The first edition of Antonio Vivaldi's Four Seasons has rehearsal letters A to G for each concerto, but the purpose was to relate the music to stanzas in the four sonnets that were published along with the music. Nothing prevents musicians from using those letters as rehearsal letters, other than them being relatively far apart.

== Longer scores ==
=== Multiple letters ===
In some cases, A to Z might not be enough. After Z, Aa may be used, followed by Bb, and so on until Zz (though Ii, Jj and/or Oo might also be skipped). The Wilhelm Hansen edition of Jean Sibelius's Symphony No. 7 in C major presents one unusual case: the letters A to Z (including both I and J, as well as O) are used up with just three more pages left in the score. For the final flute and bassoon solo, the editors use Ö (the final letter of the Finnish alphabet) as a rehearsal letter.

=== Rehearsal numbers ===
In the case of some composers, such as Gustav Mahler and Dmitri Shostakovich, twice through the alphabet might still not be enough. For this reason, some editors prefer rehearsal numbers to rehearsal letters. Mahler's and Shostakovich's scores use rehearsal numbers rather than letters. These are typically in boldface and enclosed in a box, or less commonly, a circle. Confusingly, however, some editions enclose bar numbers in boxes, though usually not in bold. In the Schirmer edition of Roy Harris's Symphony No. 3 (in one movement), the rehearsal numbers are enclosed in circles, and they occur every ten measures, actually being the bar number divided by 10. That rehearsal numbers "are easily confused with measure numbers" is a reason sometimes given in favor of rehearsal letters.

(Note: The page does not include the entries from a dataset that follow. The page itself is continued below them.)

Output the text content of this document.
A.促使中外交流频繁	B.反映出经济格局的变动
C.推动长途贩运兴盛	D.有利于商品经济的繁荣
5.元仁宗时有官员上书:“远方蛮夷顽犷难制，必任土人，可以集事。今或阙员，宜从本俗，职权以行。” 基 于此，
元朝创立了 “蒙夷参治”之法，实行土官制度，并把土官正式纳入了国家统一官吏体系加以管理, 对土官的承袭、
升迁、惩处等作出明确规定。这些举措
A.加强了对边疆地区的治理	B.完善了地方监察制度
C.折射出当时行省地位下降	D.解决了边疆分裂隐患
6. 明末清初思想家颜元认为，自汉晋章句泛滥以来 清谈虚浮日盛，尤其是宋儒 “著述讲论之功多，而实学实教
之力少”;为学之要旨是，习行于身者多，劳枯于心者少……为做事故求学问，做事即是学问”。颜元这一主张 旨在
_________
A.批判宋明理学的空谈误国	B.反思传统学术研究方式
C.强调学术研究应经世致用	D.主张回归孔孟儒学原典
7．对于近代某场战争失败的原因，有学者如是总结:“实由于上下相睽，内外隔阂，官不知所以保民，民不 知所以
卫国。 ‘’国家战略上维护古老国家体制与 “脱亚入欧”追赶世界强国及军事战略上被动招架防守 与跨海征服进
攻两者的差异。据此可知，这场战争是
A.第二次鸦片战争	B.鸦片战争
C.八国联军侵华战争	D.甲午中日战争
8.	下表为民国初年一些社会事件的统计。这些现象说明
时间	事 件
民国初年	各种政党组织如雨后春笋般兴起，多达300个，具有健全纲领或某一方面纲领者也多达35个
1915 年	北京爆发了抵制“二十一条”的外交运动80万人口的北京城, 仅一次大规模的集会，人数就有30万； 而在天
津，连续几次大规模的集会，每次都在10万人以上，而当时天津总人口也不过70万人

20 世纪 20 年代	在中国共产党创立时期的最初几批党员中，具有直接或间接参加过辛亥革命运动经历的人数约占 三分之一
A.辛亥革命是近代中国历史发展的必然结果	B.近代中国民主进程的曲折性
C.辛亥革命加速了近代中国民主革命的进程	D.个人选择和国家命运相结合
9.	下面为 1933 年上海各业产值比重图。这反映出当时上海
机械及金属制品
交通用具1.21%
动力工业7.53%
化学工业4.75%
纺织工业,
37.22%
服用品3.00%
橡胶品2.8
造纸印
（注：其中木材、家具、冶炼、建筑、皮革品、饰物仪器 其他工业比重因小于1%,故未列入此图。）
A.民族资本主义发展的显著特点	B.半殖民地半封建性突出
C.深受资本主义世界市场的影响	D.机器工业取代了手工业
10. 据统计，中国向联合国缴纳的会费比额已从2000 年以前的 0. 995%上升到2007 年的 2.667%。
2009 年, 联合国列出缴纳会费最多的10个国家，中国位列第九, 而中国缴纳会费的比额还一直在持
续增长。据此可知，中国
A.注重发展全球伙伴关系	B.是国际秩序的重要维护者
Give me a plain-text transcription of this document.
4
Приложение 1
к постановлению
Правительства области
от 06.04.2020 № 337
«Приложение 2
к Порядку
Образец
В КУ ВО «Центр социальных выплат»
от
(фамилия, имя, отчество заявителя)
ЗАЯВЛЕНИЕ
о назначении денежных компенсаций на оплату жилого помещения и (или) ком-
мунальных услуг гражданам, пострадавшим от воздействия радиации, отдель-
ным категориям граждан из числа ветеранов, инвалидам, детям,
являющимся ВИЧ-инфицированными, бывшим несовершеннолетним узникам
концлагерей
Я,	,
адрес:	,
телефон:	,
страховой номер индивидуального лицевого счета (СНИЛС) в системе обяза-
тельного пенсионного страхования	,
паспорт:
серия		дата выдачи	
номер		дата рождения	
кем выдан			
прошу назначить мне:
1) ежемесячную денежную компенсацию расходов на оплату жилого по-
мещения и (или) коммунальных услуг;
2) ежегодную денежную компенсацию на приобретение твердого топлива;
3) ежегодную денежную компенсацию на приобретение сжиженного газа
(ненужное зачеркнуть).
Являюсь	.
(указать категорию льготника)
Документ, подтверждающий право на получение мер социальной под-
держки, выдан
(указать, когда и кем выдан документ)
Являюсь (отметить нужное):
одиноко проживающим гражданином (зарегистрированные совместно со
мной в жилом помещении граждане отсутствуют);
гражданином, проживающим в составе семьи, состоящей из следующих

Advocates of rehearsal numbers counter that even 26 letters are not enough for some scores. Whereas rehearsal letters reset to A for each movement of a multi-movement work (even for connected movements), rehearsal numbers typically run over the course of the entire work, even if the movements are not connected. For example, the rehearsal number for the last few bars of the first movement of Edward Elgar's First Symphony is 55; the first rehearsal number of the second movement is 56. There are exceptions, however. The final outburst in the first movement of Mahler's Second Symphony is rehearsal number 27. Mahler actually wanted a pause of five minutes before the next movement, so the rehearsal numbers reset to 1, ending with 15. The third movement follows after a short break, but its first rehearsal number is 28.

==Jazz and pop==
In jazz and pop music, the musicians frequently refer to the "A section" or the "B section" of a 32 bar song during rehearsals. In pop music, the music is commonly organized into standard sections, such as an intro, multiple verses and choruses (refrain), one or more bridges, a guitar solo (or other instrumental solos), and an outro. As such, a bandleader who wishes to start in the middle of a song will typically specify which part of this structure the band should start on (e.g., "last four bars of the bridge, going into the guitar solo" or "last verse and go to the outro"). For jazz and pop compositions with several choruses, many jazz composers and arrangers use a format in which each successive verse/chorus part of the form is assigned successive letters of the alphabet combined with a measure number: for example, letter A for the first 8-bar phrase of the verse after the introduction, A9 for the next 8-bar phrase, A17, A25, then B, B9, B17, B25 for the chorus, etc., with the special rehearsal marking TAG for the tag ending.